In the circumstances of this case, Cameron and Froneman J held that the delay was sufficiently more inexcusable than the possible illegality was egregious, and that the balance tipped against the Court’s intervention [2].

Cameron and Froneman noted:

“A Court should be vigilant in ensuring that the State self-review is not brought by State officials with a personal interest in evading the consequences of their prior decisions. It should scrutinise the conduct of the public body and it can and explaining that conduct to ensure, in the public interest, open, responsive and accountable Government. Where there is a glaring arbitrariness and opportunism – that is, where the Government actor’s efforts to correct the suspected unlawful decisions serve the antitheses of the Rule of law – the interest of justice weigh against giving a free pass by overlooking an unreasonable delay”.[3]

They went on to conclude:

“The Municipality’s hands are thoroughly smudged and grimy. It wanted the High Court and this Court to uphold its defence to a private actor’s claim for monies due on the premise that the claim sprang from an unlawful contract. Yet it did not tell the Court what it knew or knows now, or ought to have known, about precisely that unlawfulness…. For the Municipality to seek to invoke judicial sanction for unexplained shenanigans while shielding persons from the duty to testify was to treat the duty of full explanation this Court propounded in Khumalo, Kirland and Tasima with near insolence”. [4]

Whilst the net effect is broadly similar, the jurisprudential divide between these differing stances is significant and may yet spell the stage of further debates along similar lines in instances, where even more egregious delays, misconduct and lack of bona fides on the part of an applicant organ of state seeking to set aside its own decision may yet form the subject matter of scrutiny in our Courts.

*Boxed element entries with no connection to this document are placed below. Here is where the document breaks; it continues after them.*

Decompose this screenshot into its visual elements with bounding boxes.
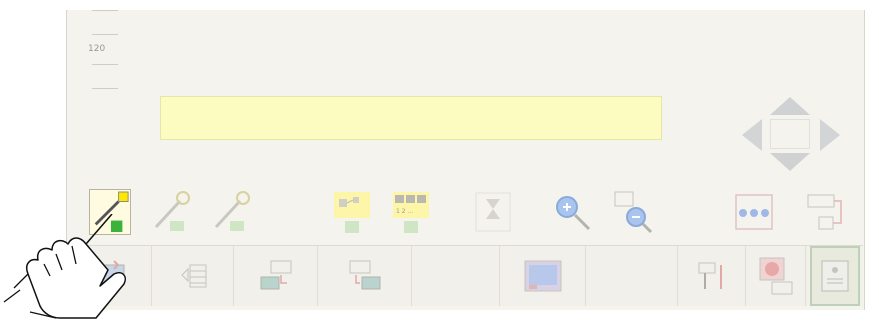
bottom-item-screen[interactable] xyxy=(500,246,586,306)
ruler-tick xyxy=(92,88,118,89)
hardware-module-icon xyxy=(821,260,849,292)
bottom-item-table[interactable] xyxy=(152,246,234,306)
bottom-item-transfer[interactable] xyxy=(234,246,318,306)
delete-tool-button[interactable] xyxy=(472,189,514,235)
ruler-label: 120 xyxy=(88,44,106,54)
hand-pointer-icon xyxy=(3,214,126,319)
node-add-tool-button[interactable] xyxy=(331,189,373,235)
fit-icon xyxy=(735,194,773,230)
nav-center xyxy=(770,119,810,149)
svg-text:1 2 ...: 1 2 ... xyxy=(396,208,413,215)
ruler: 120 xyxy=(74,6,118,90)
bottom-item-record[interactable] xyxy=(746,246,806,306)
bottom-item-hardware[interactable] xyxy=(810,246,860,306)
navigation-pad xyxy=(730,95,850,175)
zoom-in-icon xyxy=(556,196,591,231)
bottom-toolbar xyxy=(70,245,863,306)
bottom-item-network[interactable] xyxy=(318,246,412,306)
zoom-out-icon xyxy=(614,191,653,234)
fit-tool-button[interactable] xyxy=(733,189,775,235)
device-tools-icon xyxy=(698,262,722,289)
message-display xyxy=(160,96,662,140)
ruler-tick xyxy=(92,64,118,65)
zoom-out-tool-button[interactable] xyxy=(612,189,654,235)
delete-icon xyxy=(475,192,511,232)
ruler-tick xyxy=(92,10,118,11)
arrow-right-icon[interactable] xyxy=(818,117,842,153)
arrow-up-icon[interactable] xyxy=(768,95,812,117)
ruler-tick xyxy=(92,34,118,35)
zoom-in-tool-button[interactable] xyxy=(551,189,593,235)
table-view-icon xyxy=(180,264,206,288)
screen-preview-icon xyxy=(524,260,561,292)
pen-draw-tool-button[interactable] xyxy=(210,189,252,235)
bottom-item-empty xyxy=(412,246,500,306)
record-icon xyxy=(759,257,792,295)
grid-add-tool-button[interactable]: 1 2 ... xyxy=(390,189,432,235)
pen-add-tool-button[interactable] xyxy=(150,189,192,235)
bottom-item-empty xyxy=(586,246,678,306)
pen-draw-icon xyxy=(214,191,250,231)
export-tool-button[interactable] xyxy=(805,189,847,235)
network-transfer-icon xyxy=(349,260,380,290)
arrow-down-icon[interactable] xyxy=(768,151,812,173)
export-icon xyxy=(807,194,842,230)
bottom-item-device[interactable] xyxy=(678,246,746,306)
pen-add-icon xyxy=(154,191,190,231)
arrow-left-icon[interactable] xyxy=(740,117,764,153)
grid-add-icon: 1 2 ... xyxy=(393,192,429,233)
transfer-icon xyxy=(260,260,291,290)
node-add-icon xyxy=(334,192,370,233)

Whilst it is at odds with the Constitution that you can declare that which is dead and never lived (i.e. invalid) to be alive (i.e. valid), it is entirely reasonable to suppose that the only just and equitable relief, which can rightly flow from an invalid agreement would be the granting of the contractual remedy that would otherwise be precluded by the declaration of its validity – the court will yet come upon such a conundrum – Froneman and Cameron portended it and have thus left the door open on the debate.

[1] See para 63 of this judgment which in turn quotes the second judgment of Gijima at 150.

[2] Paragraph 148 (second judgment)

[3] Paragraph 140

[4] Paragraph 145 (second judgment) – a reference to three other seminal judgments relating to judicial review and administrative law.